I have the Iman book and I like it  - there are some nice looks in it.  I would get it if you can.  Can't beat $5.


----------



## QTAllStarGurl (Jul 20, 2007)

they're 5 bucks at waldenbooks also thats were i got mine...its been on sale 4 awhile there...yay!!


----------



## milamonster (Jul 20, 2007)

Quote:

   Originally Posted by *noahlowryfan* 

 
_i have to go get my copy. is the book where the bargains are at or is it located where all the cosmetics books are at?_

 
you know how you walk in and they have those deals and bargains on completely different shelfs...like cookbooks, etc. 
it's there.


----------



## noahlowryfan (Jul 21, 2007)

Quote:

   Originally Posted by *milamonster* 

 
_you know how you walk in and they have those deals and bargains on completely different shelfs...like cookbooks, etc. 
it's there._

 
thanks. i went to my local Borders when I went to pick up the brush set from Nordstrom but sadly, they didn't have it. i need to go to the other locations and see if they have it.


----------



## noahlowryfan (Jul 21, 2007)

Quote:

   Originally Posted by *Holly* 

 
_Yeah 
	

	
	
		
		

		
		
	


	




 That book was on sale at chapters in Canada! I went to the cosmetic book section and the soft cover book was 50 bucks, and then i went to the clearance table, and there was a bunch of the exact same book, but in hard cover (which usually costs more) for 10! 
	

	
	
		
		

		
		
	


	




 Scoooooore_

 
$50 for the soft cover. they so overcharge. if its like $19.95 here in the US, it should be at least maybe $29.95 over there.
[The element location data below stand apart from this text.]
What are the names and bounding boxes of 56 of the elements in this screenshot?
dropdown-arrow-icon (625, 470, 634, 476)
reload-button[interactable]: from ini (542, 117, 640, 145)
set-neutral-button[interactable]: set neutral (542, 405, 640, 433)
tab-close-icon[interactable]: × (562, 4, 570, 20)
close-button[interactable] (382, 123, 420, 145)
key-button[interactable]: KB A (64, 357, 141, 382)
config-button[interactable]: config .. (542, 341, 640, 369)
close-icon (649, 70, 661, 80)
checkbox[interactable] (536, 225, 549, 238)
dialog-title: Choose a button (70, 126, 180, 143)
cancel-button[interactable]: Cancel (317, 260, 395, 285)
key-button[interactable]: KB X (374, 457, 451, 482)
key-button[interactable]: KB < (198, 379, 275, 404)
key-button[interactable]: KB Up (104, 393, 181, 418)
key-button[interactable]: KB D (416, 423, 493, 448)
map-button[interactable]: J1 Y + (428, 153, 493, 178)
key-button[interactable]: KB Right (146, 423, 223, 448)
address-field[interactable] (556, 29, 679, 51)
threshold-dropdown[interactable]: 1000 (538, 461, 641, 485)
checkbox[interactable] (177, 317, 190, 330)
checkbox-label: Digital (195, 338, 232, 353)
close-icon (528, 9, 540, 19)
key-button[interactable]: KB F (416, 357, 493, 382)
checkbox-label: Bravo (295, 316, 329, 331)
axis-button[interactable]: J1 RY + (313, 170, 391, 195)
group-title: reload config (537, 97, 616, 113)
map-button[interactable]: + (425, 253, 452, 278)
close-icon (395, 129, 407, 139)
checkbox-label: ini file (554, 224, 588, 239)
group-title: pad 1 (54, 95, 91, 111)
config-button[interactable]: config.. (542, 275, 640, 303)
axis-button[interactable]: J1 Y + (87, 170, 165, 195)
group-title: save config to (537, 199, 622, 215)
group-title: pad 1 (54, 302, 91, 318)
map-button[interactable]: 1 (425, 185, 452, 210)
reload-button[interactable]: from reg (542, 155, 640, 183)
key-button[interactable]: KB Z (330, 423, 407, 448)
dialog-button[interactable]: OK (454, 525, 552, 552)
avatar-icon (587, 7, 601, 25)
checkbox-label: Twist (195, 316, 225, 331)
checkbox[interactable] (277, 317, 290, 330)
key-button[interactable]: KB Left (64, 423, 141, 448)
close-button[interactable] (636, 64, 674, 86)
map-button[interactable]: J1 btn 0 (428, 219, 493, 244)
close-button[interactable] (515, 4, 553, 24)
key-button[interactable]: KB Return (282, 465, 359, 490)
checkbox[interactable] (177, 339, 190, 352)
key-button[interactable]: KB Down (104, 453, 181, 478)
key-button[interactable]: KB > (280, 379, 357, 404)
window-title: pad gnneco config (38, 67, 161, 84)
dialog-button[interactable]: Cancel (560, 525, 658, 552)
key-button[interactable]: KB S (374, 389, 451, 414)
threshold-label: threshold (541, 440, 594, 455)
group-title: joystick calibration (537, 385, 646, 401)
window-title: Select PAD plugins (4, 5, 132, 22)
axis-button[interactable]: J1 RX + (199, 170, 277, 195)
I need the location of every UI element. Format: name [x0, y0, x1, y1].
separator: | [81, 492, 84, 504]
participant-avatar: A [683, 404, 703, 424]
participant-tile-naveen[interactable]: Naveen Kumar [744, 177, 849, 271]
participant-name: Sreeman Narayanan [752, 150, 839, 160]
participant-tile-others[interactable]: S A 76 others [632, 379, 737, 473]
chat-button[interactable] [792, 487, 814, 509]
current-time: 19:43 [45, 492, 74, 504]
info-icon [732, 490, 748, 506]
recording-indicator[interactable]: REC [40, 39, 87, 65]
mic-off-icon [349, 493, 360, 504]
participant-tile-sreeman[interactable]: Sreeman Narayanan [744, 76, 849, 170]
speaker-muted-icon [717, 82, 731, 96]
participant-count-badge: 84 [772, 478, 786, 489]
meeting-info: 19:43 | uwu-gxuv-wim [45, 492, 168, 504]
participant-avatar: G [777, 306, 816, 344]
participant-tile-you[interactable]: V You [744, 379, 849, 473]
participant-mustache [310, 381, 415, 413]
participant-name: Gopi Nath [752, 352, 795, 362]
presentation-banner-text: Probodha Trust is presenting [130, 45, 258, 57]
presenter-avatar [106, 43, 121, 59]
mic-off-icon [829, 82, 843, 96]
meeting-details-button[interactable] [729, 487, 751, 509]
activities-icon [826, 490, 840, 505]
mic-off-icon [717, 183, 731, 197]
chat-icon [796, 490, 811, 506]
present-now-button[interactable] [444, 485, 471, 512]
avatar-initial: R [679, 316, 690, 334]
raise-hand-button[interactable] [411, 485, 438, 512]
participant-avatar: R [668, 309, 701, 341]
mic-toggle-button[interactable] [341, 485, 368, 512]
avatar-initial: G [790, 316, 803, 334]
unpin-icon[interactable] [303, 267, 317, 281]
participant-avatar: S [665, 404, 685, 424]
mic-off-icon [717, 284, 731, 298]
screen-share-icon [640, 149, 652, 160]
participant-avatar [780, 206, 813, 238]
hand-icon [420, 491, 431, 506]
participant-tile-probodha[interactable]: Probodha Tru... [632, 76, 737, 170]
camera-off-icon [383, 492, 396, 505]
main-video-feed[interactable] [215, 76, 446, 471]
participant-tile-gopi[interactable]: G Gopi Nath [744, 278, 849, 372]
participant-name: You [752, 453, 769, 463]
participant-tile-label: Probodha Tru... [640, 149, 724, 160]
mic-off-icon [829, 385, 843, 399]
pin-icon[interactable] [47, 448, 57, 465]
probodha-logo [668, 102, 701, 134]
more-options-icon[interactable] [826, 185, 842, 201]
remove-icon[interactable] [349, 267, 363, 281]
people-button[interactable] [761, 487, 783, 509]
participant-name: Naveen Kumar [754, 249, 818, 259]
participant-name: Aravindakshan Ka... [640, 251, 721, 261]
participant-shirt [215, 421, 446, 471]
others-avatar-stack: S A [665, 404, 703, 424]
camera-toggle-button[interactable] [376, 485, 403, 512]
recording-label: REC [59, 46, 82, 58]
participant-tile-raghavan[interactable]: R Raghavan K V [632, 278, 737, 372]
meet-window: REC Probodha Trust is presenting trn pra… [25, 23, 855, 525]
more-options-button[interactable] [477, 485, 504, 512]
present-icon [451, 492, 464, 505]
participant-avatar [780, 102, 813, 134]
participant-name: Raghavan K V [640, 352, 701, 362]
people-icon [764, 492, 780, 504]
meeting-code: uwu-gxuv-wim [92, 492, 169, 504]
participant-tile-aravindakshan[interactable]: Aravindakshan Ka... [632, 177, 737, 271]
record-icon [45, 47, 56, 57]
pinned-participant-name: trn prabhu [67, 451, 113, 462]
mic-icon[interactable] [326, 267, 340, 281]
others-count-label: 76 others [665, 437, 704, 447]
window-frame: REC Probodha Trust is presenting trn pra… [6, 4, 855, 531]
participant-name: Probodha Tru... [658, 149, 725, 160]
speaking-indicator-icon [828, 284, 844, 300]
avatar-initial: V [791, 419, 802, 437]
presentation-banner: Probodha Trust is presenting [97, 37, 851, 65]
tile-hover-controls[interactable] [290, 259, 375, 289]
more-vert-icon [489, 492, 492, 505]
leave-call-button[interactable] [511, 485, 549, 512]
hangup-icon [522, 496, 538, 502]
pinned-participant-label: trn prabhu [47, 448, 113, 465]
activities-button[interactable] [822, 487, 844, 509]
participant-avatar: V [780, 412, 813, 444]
just letting ya'll know, i think the ones that are on sale is from 2005 (hardcover). the 2006 (softcover) is not on sale.


----------



## BinkysBaby (Jul 22, 2007)

I am so sad.
I purchased mine full price over a year ago and I just went to Borders on Thursday to find that killer deal.
It's a super fabulous book.
Thanks for sharing.


----------



## La Ilusion (Jul 24, 2007)

I just read my mother's copy last night and loved the looks.  I can't wait for some free time to get in front of the mirror and practice!  

Is the 2006 one updated or just a reprint?


----------



## Larkin (Jul 24, 2007)

Yeah baby, I got mine!


----------



## noahlowryfan (Jul 24, 2007)

Quote:

   Originally Posted by *La Ilusion* 

 
_I just read my mother's copy last night and loved the looks.  I can't wait for some free time to get in front of the mirror and practice!  

Is the 2006 one updated or just a reprint?_

 
it can be a reprint. i'm not so sure. since they don't sell the 2005 in Borders, i can't do a comparison.

yesterday, i went to my other Borders and they didn't have it.


----------



## LiiSHA (Jul 30, 2007)

got mine


----------



## yummy411 (Jul 30, 2007)

omigosh! thanks for posting.. i hope i can find it near me!!!


----------



## MAChostage (Jul 30, 2007)

I just did a quick search at Books A Million online and they show an October 2005 "Bargain -- Hardcover" edition for $7.16.  They also have a September 2006 hardcover edition for $14.56.


----------



## TRUEFASHIONISTA (Jul 30, 2007)

Cool thanks!


----------



## M.a.c. Queen (Jul 30, 2007)

I bought this book on friday and i love it great pictures and info.


----------



## Kuuipo (Aug 1, 2007)

I had gotten one back when it came out....this is an awesome book,great photos!


----------



## yummy411 (Aug 10, 2007)

i just got mine yesterday!!! a hard cover for $8 at barnes and noble... when i called borders they didn't have it and was regularly priced at $40-$50 can't remember which (my book says that the reg retail is $29.95)


----------



## madamepink78 (Aug 11, 2007)

I brought mine about 3 weeks ago...I love it ....my fav pic hands down is the model with the really dark complexion and the bronze colored eyeshadow.....BEAUTIFUL!


----------